News & Insights
Opinion26th November 2014
What you need to know about the Regin Malware bug
What is it?
Regin (pronounced “region”) is a malicious cyber espionage tool whose origins have been traced back as far as 2008. It was discovered by security researchers at Symantec and can lay undetected on a target system for months or even years.
How does it work?
Regin operates like a back-door Trojan. It affects the Windows OS and operates in five stages, with flexibility to allow the attacker to customize the attack to its particular target. It’s only visible component is a driver. Every other piece of the malware is encrypted and hidden in different segments of a computer’s file system.
Who is it targeted at?
Regin’s target list not only includes government bodies, but small businesses, academics, internet providers and individuals. Telecoms companies have also been infected, allowing the attacker to gain access to phone calls. Interestingly, Ireland had the third highest number of targets – 9% of overall detected infections. The majority of targets for the malware are based in Russia and Saudi Arabia – 28% and 24% respectively. Neither the US nor British are believed to be targets of Regin.
How does it infect its target?
The attackers use typical techniques to infect its targets. Spoofed versions of well-known sites are used as a means to trick the target and the malware can also be installed through a web browser or via an application, according to Symantec. The source of one attack was traced by Symantec back to Yahoo’s Messenger program.
What information is it collecting?
Once Regin is installed it starts stealing passwords, taking screenshots, takes control of the mouse and its functions and monitors web activity. It can also retrieve deleted files.

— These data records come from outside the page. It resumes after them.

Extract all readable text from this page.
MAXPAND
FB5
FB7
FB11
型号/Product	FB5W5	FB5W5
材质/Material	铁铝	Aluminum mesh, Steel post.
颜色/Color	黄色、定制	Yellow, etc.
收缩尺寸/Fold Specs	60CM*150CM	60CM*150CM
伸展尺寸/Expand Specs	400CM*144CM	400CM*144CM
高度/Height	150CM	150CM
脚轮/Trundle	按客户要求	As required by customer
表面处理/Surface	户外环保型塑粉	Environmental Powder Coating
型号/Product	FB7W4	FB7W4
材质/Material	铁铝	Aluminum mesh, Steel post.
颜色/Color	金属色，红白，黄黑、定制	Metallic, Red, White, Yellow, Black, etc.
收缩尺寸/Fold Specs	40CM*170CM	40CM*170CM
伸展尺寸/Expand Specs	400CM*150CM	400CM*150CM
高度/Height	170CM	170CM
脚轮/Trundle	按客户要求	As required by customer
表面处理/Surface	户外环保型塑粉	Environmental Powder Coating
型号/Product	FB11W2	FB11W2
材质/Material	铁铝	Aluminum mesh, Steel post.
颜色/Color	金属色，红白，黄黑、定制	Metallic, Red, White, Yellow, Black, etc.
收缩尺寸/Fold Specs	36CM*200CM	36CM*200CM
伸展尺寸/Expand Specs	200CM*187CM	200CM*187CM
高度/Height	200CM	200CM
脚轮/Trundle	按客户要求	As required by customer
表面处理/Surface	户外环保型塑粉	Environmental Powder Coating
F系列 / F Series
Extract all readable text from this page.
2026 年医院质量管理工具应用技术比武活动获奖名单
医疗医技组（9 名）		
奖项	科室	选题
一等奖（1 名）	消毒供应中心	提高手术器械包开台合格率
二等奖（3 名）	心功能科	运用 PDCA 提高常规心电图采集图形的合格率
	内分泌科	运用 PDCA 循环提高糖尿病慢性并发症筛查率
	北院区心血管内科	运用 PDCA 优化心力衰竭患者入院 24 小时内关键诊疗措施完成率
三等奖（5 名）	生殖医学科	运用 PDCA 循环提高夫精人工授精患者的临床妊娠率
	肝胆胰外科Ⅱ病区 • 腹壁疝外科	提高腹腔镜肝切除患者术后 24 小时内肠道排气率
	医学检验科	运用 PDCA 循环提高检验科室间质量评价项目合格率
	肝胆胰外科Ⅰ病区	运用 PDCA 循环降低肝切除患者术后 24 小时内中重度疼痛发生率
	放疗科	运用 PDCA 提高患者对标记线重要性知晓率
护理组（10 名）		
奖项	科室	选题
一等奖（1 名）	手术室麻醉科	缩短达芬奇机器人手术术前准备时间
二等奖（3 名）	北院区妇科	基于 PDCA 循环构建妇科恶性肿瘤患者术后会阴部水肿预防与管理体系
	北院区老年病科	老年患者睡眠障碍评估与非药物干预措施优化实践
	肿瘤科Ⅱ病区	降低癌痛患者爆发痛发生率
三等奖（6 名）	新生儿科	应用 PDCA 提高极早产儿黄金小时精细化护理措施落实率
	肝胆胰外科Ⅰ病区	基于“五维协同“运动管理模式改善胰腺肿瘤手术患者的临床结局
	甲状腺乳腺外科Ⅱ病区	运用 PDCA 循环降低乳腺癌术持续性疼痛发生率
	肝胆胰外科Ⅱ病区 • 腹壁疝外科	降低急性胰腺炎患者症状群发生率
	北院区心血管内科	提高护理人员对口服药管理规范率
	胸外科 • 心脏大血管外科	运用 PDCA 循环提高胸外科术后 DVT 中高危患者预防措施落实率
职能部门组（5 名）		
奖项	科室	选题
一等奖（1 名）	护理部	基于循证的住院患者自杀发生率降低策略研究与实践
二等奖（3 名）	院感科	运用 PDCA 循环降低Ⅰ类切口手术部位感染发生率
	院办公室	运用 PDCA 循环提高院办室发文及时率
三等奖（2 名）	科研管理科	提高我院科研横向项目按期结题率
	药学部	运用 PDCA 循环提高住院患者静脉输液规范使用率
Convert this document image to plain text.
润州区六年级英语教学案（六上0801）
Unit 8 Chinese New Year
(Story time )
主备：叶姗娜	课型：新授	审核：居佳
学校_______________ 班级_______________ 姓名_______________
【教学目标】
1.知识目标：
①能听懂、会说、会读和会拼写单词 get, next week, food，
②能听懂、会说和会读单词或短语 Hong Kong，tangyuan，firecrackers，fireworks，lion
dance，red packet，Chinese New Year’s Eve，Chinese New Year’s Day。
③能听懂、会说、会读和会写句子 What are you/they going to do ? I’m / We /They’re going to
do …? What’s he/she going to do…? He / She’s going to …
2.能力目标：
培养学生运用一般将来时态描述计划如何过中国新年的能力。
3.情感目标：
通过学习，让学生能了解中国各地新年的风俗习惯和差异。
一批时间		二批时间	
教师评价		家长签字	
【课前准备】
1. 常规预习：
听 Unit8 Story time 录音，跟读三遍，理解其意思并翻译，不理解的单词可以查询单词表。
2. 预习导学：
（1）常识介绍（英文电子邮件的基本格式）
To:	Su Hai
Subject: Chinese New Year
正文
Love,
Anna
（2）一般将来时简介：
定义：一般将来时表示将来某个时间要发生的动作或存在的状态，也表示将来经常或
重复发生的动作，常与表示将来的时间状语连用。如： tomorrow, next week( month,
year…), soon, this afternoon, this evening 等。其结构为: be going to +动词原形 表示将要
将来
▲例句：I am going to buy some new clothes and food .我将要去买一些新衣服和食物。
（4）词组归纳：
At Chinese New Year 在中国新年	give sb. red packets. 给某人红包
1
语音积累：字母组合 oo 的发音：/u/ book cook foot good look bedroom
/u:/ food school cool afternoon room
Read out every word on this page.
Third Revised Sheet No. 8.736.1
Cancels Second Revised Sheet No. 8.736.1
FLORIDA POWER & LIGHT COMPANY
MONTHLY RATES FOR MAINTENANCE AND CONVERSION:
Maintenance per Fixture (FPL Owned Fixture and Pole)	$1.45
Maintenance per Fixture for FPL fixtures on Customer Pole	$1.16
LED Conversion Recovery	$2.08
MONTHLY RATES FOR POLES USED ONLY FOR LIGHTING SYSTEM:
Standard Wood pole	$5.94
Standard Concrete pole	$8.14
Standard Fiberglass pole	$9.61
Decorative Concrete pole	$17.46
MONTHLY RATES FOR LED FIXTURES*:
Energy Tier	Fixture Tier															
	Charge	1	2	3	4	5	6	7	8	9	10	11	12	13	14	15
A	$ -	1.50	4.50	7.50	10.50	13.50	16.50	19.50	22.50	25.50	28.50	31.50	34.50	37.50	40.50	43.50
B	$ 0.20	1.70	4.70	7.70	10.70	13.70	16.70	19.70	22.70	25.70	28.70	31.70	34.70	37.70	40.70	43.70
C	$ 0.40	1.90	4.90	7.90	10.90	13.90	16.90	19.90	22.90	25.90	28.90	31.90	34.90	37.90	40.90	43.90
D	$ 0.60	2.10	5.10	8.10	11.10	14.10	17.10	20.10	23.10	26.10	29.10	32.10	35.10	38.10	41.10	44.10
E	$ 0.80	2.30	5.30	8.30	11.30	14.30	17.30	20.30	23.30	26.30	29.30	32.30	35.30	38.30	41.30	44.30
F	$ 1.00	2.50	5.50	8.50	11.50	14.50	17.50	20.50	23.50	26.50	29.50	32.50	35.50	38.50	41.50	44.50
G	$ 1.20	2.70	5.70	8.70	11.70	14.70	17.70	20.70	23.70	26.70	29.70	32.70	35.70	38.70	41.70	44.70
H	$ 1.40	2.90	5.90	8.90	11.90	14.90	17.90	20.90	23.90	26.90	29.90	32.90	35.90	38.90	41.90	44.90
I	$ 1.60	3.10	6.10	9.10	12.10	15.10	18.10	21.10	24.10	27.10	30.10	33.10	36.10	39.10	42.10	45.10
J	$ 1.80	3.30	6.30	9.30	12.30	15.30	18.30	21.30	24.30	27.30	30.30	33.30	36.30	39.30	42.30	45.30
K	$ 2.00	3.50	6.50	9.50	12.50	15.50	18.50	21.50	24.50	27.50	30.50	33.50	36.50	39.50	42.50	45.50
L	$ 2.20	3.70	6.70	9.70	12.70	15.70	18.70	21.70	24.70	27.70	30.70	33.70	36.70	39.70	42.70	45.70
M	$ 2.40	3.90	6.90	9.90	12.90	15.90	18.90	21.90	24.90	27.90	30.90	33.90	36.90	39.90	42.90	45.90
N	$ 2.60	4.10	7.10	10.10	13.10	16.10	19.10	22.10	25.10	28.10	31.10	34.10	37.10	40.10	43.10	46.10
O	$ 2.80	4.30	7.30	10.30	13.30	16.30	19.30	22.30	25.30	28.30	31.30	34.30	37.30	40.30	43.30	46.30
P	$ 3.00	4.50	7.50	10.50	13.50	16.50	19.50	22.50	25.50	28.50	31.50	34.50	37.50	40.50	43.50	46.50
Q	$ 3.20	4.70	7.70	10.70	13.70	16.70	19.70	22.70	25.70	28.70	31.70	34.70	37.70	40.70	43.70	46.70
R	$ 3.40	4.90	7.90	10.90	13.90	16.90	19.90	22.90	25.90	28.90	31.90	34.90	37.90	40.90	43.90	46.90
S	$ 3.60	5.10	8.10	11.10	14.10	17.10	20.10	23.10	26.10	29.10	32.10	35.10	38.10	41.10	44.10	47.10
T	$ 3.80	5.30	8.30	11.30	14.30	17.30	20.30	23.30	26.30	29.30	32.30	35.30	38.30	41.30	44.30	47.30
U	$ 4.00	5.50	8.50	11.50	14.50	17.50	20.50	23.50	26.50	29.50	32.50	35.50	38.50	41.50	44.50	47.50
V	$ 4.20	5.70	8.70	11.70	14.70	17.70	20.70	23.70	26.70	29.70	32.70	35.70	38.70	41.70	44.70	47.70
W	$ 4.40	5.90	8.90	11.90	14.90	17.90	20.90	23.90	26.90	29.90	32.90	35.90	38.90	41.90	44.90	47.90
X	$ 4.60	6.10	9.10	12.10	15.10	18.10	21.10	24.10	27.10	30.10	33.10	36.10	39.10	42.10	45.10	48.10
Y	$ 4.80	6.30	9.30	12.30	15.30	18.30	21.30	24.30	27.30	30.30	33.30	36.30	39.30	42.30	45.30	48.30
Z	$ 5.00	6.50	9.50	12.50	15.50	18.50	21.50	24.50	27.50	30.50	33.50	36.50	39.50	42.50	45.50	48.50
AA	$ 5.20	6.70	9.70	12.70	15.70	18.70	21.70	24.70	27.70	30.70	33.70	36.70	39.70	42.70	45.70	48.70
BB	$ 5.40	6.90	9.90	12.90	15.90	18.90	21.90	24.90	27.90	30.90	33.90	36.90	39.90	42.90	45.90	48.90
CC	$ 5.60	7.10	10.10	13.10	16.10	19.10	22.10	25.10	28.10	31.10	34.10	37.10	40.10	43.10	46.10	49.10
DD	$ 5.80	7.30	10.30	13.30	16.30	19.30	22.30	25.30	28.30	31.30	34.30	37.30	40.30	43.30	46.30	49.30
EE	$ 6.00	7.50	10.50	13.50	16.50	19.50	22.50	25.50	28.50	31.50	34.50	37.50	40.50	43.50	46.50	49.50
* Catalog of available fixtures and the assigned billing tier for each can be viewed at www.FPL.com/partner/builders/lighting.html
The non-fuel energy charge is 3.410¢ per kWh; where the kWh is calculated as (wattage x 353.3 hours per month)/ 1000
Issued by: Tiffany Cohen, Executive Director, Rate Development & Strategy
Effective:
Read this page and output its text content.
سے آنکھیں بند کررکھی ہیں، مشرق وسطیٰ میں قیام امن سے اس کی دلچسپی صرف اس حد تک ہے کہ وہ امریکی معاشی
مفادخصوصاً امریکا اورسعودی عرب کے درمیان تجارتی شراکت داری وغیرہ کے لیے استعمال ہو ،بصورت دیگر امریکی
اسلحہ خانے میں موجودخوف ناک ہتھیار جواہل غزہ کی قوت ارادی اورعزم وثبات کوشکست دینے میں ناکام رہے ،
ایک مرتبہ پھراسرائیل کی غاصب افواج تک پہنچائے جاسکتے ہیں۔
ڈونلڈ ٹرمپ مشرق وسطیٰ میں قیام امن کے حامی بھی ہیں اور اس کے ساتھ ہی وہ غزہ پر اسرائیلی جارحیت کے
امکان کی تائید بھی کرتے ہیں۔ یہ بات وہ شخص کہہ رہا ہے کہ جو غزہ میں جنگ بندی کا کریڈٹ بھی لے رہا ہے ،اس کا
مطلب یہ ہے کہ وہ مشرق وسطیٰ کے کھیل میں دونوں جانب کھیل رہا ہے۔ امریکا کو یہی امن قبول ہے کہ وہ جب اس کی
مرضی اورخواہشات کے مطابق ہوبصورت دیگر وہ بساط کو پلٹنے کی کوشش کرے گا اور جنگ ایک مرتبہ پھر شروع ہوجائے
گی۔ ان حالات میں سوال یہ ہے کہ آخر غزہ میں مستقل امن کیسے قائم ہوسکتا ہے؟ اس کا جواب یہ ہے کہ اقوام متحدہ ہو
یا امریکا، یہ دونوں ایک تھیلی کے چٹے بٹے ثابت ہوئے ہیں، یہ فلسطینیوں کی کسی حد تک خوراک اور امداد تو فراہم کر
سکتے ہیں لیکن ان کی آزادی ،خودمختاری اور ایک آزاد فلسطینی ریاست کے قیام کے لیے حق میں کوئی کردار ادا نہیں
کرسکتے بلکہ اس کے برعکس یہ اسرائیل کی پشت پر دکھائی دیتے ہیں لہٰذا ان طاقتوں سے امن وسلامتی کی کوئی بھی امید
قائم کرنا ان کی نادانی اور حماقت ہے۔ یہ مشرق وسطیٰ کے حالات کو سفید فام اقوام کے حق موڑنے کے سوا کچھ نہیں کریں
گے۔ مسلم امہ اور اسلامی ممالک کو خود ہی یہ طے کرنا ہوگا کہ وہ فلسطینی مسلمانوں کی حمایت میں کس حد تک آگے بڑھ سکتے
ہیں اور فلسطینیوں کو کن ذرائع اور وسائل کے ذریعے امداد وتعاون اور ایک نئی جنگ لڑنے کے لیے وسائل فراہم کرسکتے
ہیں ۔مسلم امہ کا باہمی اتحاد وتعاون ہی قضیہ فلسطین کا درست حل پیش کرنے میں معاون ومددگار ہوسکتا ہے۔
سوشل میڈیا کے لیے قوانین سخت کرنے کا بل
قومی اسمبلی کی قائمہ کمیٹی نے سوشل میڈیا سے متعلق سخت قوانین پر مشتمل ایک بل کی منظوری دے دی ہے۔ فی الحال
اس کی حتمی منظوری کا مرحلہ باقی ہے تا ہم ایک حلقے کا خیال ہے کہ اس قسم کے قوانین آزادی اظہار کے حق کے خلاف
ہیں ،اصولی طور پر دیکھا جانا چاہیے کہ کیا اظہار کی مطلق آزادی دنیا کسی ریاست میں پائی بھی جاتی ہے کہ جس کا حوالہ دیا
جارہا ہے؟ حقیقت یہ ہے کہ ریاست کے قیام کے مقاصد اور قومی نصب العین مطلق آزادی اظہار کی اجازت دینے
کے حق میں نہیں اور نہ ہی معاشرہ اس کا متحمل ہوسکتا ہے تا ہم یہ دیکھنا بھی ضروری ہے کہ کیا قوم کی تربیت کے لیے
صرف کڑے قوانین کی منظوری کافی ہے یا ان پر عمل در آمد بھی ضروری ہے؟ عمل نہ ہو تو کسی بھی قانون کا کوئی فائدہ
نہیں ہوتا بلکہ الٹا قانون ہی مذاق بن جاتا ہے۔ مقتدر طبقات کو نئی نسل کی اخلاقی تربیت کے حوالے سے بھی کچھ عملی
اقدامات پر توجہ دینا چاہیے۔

Do we know who created it?
It is likely that its development took months, if not years, to develop and its authors have gone to great lengths to disguise it. Its capabilities and the level of resources behind Regin indicate that it was created by a “nation state,” with persistent long term surveillance in mind. Only a handful of countries are thought capable of creating something as complex as Regin.
Am I at risk?
In an interview with RTÉ Orla Cox of Symantec said that the average consumer won’t be affected. As Regin appears to be part of a targeted operation, and not blanket surveillance, most users do not have to worry about a potential attack. However, users should still be vigilant when using the web. The threat landscape is increasing and companies and their staff need to be vigilant about protecting their data.